JESÚS EN LA CRUZ (IV)
Juan Bta. García Serna
LAS SIETE PALABRAS
DE CRISTO EN LA CRUZ
Por:
CARLOS ARAUJO
“Dios
mío, Dios mío,
¿por qué
me has desamparado?
San Mateo
27:46
Había dicho Jesús que nunca estaba solo; siempre tuvo la
preciosa compañía de su eterno Padre. A su vez, el Padre había dicho de Jesús: “Este
es mi Hijo amado, en el cual tengo mi complacencia”. ¿Qué sucede ahora para que
Jesús, como hombre, se sienta desamparado por Dios? ¿Se habían roto aquellos
vínculos que hacían del Padre y del Hijo una misma cosa? ¿Ha cesado aquel amor
que los unía? ¿Qué ha visto el Padre en su Hijo para abandonarle? ¿No ha sido
Jesús obediente hasta la muerte, y muerte de cruz?
Aquí hay un misterio que debemos considerar con suma
reverencia. ¿Estaba Jesús realmente desamparado? Él así lo sentía. Debemos
considerar esta palabra como la fiel expresión del estado de su alma en
aquellos momentos. Mas ¿cómo explicar este hecho? Evitemos el hablar con
ligereza de un asunto tan misterioso como éste.

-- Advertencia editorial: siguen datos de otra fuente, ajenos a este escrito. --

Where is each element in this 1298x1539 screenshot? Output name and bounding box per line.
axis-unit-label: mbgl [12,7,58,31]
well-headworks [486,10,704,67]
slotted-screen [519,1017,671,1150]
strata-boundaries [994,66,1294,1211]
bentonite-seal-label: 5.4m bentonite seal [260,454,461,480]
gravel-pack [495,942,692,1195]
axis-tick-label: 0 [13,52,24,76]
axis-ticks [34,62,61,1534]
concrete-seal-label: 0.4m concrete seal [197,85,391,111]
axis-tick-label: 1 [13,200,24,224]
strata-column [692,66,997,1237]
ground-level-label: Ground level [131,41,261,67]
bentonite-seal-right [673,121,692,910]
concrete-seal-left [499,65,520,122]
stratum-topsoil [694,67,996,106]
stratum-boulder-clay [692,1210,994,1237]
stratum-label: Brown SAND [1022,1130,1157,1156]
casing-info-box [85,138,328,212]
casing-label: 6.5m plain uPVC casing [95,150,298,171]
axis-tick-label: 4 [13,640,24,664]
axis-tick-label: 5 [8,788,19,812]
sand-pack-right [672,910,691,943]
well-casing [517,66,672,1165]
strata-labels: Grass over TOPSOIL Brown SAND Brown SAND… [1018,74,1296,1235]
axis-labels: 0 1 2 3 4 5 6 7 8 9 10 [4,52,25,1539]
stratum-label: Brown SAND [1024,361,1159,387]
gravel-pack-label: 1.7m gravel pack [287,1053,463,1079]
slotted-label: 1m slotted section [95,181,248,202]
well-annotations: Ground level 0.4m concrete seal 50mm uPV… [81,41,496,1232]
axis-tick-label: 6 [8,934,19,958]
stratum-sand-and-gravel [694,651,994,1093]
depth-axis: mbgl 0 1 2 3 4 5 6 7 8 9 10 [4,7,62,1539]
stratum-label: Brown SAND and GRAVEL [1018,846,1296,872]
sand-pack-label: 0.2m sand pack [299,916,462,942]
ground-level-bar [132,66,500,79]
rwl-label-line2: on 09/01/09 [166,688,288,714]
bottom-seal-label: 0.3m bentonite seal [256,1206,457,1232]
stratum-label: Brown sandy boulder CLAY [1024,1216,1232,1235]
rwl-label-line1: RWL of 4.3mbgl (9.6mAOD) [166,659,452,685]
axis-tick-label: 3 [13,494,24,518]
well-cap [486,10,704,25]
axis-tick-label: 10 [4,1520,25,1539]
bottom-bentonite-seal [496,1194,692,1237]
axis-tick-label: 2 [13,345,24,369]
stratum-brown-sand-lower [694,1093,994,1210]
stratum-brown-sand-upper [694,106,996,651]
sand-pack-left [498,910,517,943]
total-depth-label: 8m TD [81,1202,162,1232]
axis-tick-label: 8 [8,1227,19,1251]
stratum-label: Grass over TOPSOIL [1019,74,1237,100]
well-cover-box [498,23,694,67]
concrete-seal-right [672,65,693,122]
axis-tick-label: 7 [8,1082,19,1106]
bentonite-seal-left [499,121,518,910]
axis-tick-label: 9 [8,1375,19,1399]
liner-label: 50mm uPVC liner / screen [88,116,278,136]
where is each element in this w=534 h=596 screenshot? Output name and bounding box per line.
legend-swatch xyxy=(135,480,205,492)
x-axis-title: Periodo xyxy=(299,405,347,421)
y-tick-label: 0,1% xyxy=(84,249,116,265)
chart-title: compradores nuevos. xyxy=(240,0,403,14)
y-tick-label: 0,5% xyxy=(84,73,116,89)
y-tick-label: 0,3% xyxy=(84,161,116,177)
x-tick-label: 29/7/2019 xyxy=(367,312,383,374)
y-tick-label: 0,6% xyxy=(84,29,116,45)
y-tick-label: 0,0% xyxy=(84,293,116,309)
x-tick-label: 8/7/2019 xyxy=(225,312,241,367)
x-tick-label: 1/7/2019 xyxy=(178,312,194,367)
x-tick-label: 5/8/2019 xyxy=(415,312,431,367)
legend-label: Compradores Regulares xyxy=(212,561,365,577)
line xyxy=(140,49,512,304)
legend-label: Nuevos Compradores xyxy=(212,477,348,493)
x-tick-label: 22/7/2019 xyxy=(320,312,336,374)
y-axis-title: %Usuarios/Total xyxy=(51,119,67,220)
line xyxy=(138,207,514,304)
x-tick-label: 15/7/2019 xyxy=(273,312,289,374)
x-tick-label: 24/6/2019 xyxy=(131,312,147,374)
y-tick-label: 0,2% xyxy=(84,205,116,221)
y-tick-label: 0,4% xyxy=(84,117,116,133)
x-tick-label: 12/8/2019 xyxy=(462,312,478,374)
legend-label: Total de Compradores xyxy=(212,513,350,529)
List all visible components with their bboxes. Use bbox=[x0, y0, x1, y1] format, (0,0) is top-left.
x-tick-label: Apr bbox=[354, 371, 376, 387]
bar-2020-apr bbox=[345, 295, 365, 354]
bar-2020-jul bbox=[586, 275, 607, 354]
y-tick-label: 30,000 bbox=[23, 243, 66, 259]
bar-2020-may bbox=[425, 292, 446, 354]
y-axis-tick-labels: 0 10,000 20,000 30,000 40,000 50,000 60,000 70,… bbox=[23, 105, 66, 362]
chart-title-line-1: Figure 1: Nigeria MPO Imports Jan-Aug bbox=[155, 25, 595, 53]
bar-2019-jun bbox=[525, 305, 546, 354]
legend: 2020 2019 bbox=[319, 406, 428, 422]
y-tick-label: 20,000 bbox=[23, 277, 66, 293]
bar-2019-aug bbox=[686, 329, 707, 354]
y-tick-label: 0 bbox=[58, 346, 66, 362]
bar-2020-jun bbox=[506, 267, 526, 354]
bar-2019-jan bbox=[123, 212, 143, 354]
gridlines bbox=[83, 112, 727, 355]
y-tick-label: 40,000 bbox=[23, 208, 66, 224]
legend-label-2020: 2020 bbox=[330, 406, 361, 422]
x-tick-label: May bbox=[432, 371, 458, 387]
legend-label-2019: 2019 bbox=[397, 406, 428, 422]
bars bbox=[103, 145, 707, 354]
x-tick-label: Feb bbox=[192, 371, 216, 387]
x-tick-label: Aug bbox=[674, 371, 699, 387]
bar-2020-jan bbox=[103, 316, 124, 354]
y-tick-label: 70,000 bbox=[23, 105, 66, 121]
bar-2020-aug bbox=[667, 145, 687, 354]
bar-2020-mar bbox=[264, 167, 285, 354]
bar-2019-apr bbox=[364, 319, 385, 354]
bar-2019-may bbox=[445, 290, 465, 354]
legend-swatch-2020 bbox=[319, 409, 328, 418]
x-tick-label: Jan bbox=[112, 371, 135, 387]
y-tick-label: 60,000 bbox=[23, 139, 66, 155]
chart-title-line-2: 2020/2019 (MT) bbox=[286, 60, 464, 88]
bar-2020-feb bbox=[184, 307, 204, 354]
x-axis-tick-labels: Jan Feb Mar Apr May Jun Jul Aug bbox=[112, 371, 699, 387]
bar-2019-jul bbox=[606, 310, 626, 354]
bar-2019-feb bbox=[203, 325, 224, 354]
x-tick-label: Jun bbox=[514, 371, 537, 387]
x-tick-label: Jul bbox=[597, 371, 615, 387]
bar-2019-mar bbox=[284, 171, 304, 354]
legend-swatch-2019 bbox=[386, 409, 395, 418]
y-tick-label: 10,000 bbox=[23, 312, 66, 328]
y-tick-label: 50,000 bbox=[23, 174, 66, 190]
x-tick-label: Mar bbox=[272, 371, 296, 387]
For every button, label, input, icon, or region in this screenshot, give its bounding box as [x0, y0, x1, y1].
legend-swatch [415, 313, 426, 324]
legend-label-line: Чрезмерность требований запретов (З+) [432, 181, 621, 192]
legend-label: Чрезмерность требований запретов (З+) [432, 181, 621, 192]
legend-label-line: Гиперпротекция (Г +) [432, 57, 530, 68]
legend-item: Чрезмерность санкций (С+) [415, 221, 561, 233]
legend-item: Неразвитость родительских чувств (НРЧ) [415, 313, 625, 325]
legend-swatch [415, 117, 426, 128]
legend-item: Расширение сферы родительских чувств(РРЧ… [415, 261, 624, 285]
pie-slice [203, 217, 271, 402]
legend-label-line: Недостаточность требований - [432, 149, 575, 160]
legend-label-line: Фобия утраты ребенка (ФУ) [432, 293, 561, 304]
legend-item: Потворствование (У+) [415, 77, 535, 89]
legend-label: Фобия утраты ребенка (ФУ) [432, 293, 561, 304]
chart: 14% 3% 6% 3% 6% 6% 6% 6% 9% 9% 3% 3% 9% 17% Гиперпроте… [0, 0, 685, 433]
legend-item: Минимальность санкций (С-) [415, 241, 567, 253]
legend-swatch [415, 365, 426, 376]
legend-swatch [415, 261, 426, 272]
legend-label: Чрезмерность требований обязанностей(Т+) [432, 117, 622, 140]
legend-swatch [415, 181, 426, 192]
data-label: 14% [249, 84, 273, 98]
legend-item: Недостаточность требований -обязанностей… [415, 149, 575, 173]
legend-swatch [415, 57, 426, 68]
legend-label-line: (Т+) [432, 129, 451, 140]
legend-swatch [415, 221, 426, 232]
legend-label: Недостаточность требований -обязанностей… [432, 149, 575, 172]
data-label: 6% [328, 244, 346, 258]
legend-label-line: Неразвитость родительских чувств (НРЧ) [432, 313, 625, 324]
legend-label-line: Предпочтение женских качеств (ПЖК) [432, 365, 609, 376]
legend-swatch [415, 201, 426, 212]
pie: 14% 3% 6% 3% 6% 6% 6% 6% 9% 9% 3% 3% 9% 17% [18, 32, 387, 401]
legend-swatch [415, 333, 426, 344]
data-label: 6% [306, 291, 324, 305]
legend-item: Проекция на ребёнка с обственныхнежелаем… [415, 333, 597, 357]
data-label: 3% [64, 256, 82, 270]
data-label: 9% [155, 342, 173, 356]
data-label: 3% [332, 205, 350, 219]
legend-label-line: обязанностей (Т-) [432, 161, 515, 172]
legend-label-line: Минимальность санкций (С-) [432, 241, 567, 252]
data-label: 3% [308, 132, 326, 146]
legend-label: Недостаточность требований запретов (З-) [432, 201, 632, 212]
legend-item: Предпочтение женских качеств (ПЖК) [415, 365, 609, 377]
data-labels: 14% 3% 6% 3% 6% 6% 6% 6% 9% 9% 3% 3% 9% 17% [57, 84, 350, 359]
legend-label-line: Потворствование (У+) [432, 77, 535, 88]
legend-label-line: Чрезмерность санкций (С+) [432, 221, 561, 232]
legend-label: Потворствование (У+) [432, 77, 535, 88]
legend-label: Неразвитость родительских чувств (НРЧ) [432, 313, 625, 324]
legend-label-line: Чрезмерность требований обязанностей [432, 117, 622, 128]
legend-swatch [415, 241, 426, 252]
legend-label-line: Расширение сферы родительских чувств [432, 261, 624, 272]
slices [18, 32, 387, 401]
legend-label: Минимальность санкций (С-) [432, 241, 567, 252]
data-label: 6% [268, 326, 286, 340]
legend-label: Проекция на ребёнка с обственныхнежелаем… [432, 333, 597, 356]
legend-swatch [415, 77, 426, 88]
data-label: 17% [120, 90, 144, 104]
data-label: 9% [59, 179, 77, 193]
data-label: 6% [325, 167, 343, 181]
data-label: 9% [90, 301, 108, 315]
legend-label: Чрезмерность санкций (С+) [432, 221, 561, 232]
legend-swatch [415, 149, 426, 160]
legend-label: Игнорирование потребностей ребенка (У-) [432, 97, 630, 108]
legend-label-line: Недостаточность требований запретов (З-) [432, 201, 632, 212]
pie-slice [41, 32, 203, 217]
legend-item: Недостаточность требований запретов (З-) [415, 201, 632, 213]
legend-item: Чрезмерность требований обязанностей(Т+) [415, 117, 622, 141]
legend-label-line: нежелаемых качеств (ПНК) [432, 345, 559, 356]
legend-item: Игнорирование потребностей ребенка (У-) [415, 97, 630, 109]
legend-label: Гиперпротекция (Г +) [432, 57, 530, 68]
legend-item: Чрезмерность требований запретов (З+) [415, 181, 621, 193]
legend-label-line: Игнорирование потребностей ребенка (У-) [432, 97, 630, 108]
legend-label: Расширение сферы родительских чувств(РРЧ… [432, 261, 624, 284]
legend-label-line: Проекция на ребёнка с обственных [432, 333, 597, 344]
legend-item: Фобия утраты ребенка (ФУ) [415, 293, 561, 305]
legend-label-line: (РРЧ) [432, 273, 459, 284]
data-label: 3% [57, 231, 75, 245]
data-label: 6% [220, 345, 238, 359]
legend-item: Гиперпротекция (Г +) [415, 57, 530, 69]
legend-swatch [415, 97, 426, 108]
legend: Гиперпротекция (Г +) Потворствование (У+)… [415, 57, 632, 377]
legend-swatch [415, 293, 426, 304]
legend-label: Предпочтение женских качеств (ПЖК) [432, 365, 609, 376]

El hombre tiene una capacidad limitada para el sufrimiento, y
cuando éste llega a su máxima intensidad, las fuerzas se agotan, el vigor se
anula, el espíritu se anonada y el hombre se siente abandonado. ¿Era esto lo
que experimentaba Jesús en aquellos momentos? Es muy posible; pero no
únicamente por efecto de sus dolores corporales, sino por un sufrimiento
espiritual desconocido para toda criatura humana, porque nadie se ha visto en
tal situación. Los mártires no sufrieron así, porque no se sintieron abandonados
por Dios. Esteban veía los cielos abiertos y a Jesús en ellos esperándole.
Pablo veía por la fe “la corona de la vida”, y muchos mártires estuvieron
gozosos en los tormentos.
Pero Jesús entonces veía el cielo cerrado; su alma se hundía
en un mar horriblemente profundo, amargo y tenebroso. Ya Jesús no ve en Dios al
Padre amantísimo, en cuya comunión se complacía, sino al Juez inexorable que le
hace sufrir todo el rigor de su justicia, por haberse hecho el responsable de todos
los pecados del mundo.
El casito que sufre Jesús en lugar nuestro no consiste
solamente en dolores físicos. Tuvo que sufrir otros dolores mucho más intensos.
Su lamentación nos hace comprender – aunque sólo en parte – cuán elevado fue el
precio que tuvo que pagar para nuestra redención. No bastaron los azotes, las bofetadas, los
clavos, la corona de espinas ni todo el oprobio de la cruz, Jesús tenía que
padecer el desamparo de Dios, lo que no padecieron los mártires en sus más
crueles tormentos. El desamparo de Dios tuvo que ser lo más horrible para un
alma tan pura y santa como la de Jesús.
Nuestro Salvador se siente desamparado, porque pesa sobre Él
aquella maldición que la ley de Dios fulmina sobre todos sus infractores: “Maldito
aquél que no permaneciere en todas las cosas que están escritas en el libro de
la Ley para hacerlas”. Él, que había cumplido perfectamente todos los
Mandamientos de Dios, se puso en lugar de los transgresores, atrayendo sobre sí
aquella maldición que nosotros merecíamos. Por esto dice San Pablo que “Cristo
nos redimió de la maldición de la ley, hecho por nosotros maldición” (porque
escrito está: Maldito el que fuere colgado de un madero)
Esa maldición expresa todo el odio que Dios siente hacia el
pecado. Un ser infinitamente santo tiene que aborrecer todo lo que es contrario
a su santidad; por eso abomina, maldice y condena al pecado. Nadie se haga
ilusiones sobre este punto. Si Dios castigo así al pecado en la persona de su
Hijo, porque Éste se hizo nuestro fiador, nuestro responsable, ¿cómo no ha de
castigarlo en el pecador impenitente? Cristo llevó nuestra maldición para redimirnos
de ella, pero no seremos redimidos si no le reconocemos como único Redentor,
entregándonos a Él con entera confianza.